Anyone fall off the horse yet on his or her resolution? Just curious...
I didn't make any hard-and-fast resolutions, but my wife and I made a deal to limit eating out to once a month. I did set some goals, and I've adjusted my writing schedule to hopefully become more fruitful.
In On Writing, Stephen King says that he keeps regular business hours. He takes four days off each year, otherwise he works on two or three projects at a time, writing each day in the morning.
I'm not working at the college in the first two months of 2009. I'll teach a couple of night classes in March and April, giving me a four-month window in which to harvest a respectable word count. And, rather than put a limit on that word count, I'm going to try to sit at the computer, Monday through Thursday, from 9:00 until noon each morning. I'll jog, fish or read in the afternoon and then get back to the word processor around 3:00. I think I'll take Fridays off and work on short fiction during the weekend.

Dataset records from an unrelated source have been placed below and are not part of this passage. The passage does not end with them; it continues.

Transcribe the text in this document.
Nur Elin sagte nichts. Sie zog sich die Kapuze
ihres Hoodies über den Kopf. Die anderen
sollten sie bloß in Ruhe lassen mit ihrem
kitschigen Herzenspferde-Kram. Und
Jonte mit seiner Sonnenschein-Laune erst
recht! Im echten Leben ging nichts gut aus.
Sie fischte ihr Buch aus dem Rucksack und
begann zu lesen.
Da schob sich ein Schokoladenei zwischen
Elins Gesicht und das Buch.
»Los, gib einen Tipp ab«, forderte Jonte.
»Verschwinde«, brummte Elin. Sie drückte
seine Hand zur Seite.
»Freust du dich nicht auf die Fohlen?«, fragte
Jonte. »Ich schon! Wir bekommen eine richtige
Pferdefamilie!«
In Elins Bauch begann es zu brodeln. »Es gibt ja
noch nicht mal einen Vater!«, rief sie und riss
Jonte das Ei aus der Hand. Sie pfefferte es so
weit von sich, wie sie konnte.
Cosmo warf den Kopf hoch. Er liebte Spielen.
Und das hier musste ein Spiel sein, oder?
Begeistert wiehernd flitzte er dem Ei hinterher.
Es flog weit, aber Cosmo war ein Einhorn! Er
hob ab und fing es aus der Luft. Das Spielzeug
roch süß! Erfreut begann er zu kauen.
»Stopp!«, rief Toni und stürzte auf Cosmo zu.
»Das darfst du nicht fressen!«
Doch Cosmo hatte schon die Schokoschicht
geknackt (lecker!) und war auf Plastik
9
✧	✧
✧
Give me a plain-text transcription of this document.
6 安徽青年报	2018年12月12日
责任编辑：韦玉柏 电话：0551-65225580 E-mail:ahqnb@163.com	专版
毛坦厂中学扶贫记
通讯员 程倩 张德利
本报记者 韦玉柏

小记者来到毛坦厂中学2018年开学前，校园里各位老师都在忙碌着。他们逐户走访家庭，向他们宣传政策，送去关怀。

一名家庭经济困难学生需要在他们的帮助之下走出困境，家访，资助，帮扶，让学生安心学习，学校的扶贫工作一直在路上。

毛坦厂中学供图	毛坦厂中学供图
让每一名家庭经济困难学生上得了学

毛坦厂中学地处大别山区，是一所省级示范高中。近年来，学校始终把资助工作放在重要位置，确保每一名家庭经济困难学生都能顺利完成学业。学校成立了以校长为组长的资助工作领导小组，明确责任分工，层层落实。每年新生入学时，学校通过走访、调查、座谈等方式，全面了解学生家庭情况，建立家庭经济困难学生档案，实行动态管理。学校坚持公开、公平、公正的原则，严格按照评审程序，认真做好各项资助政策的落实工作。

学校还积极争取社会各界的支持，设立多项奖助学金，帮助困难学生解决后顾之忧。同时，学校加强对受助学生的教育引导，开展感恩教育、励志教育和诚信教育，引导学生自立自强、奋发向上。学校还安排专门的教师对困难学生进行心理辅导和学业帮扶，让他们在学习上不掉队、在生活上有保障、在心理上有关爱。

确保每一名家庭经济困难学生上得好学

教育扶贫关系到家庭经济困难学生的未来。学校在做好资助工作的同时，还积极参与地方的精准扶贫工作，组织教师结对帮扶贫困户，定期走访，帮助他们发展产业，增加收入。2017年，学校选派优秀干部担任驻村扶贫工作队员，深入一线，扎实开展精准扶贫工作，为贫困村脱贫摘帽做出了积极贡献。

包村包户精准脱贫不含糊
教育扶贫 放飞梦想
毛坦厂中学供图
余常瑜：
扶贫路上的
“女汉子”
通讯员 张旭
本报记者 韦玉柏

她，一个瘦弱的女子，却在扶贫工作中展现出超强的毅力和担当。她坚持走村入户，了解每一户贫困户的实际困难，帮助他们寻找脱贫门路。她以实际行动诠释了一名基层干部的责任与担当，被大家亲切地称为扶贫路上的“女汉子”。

These are all guidelines, of course, and I want to remain flexible. I mulled over the opening chapter of book #3 last night for an hour before nodding off and, while I jotted notes on it, I want to get the re-write done on book #2 before I move on. My hope is this approach will distill the work, allowing me to focus on a project at a time until I knock 'em out.
I've written before that I'm pretty interested in the creative process. I like thinking about how these stories come to maturity and, while there's no direct road map, any number of methods lead to the same place.
Well, rather than focus on a weekly word count, I'm going to try this routine. It's more regimented than anything I've done before; I'll confess that part of my attraction to the uniformity of such an approach is guilt. I want to associate the morning hours with writing. I think that'll help keep my ass in the chair.
So what say you, sparse posters? Word count? Page count? Time limit? Strike while the iron is hot?
Make up stories about romances forged at prison camp fences?
Sorry, had to get that last one in. My faith in memoir as truthful commentary is slim to none right about now, so please forgive my cynicism.
But the question remains: how do you create art?